Shot primarily in Squamish, Crux is one of five VIMFF docs that will be playing Oct. 2 at the Maury Young Arts Centre, selected specifically for a local audience by Arts Whistler. The other films are Par for the Course, about an African-American woman from Brooklyn who takes on California’s gruelling Broken Arrow Sky Race; Metanoia, about the Mountain Tribe Crew’s ski-touring adventure through the Ötztal Alps; Motherload, about parents who adventure with their children in the great outdoors; and Venture Out, detailing the Venture Out Project, a non-profit that brings the LBGTQ community together on outdoor wilderness trips.
“What we aimed for this year when we were picking out from the main body of films were … films based on resilience and self-confidence and also reflections on things like mental health and wellness,” explains Anna Lynch, venue, sales and service supervisor for Arts Whistler.
Along with the usual themes of outdoor recreation and the wild, the VIMFF entries this year took on decidedly larger social issues as well, reflecting a wider trend in the outdoor world, says festival tour manager Dylan Morgan.
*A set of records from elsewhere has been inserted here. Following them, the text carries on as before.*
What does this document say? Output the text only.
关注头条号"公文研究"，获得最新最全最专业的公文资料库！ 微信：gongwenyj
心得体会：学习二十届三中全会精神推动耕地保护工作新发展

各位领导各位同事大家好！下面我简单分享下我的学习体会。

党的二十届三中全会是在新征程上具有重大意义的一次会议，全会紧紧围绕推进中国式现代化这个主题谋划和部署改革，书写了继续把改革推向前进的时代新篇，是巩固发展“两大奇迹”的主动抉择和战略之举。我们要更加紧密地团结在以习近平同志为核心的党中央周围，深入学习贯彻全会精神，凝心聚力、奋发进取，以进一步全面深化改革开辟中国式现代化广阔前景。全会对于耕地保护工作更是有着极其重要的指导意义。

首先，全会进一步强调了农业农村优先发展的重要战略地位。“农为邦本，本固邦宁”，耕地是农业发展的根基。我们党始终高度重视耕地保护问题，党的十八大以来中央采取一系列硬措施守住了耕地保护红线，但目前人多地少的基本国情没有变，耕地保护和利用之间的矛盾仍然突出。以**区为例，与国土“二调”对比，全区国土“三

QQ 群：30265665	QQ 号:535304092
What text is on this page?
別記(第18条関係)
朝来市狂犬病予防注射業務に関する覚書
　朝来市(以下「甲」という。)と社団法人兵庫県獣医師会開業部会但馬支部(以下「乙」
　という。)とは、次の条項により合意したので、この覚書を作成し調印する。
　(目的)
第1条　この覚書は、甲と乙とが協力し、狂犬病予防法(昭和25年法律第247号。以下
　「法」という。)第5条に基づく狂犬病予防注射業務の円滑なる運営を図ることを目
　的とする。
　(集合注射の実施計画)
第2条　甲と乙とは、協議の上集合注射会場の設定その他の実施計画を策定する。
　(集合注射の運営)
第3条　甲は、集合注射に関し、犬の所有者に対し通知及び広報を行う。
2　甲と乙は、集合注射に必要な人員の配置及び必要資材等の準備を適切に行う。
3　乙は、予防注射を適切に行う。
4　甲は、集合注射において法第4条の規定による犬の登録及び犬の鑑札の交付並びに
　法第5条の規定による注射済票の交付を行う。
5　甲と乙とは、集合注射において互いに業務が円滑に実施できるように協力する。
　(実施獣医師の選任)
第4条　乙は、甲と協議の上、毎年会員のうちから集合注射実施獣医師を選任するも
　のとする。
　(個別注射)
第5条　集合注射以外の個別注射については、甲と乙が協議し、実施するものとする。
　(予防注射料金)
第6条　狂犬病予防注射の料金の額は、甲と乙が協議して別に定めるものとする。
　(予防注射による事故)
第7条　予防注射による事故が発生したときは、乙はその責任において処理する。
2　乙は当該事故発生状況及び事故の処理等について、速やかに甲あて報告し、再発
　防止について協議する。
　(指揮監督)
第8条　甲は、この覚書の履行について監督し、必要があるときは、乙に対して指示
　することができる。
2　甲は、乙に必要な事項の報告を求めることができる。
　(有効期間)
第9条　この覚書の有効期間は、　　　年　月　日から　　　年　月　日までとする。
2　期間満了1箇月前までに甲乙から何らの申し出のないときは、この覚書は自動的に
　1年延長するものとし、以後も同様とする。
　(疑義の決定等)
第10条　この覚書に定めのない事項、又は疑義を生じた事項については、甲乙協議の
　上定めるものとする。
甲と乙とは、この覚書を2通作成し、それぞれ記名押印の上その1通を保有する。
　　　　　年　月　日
“I’m very excited to see this broadening of the community, and the festival and film communities starting to take on important social roles,” he says. “Traditionally the outdoor industry hasn’t dealt with it, because the outdoor community has been a bit of a snowstorm. It’s been predominantly white, largely male-dominated.”
To that end, Morgan says there are plans in the works for a series of clinics and outdoor events held next summer as part of the festival that will touch on some of these social issues.
Only the second official VIMFF Whistler tour stop after events worldwide were mostly shut down due to COVD last year, it also represents the first in-person event at the Maury Young Theatre since early 2020.
“We’re really excited to be able to have audiences back in the Maury Young this winter,” Lynch says. “It’s the first of many events we have coming up this fall, including many ski films.”
Showtime is 7:30 p.m., with doors at 7. The show is a 19-plus event, and tickets are $20, available at artswhistler.com. There will also be door prizes from Scandinave Spa, Jesse McNaught Styling, and presenting sponsor Arc’teryx.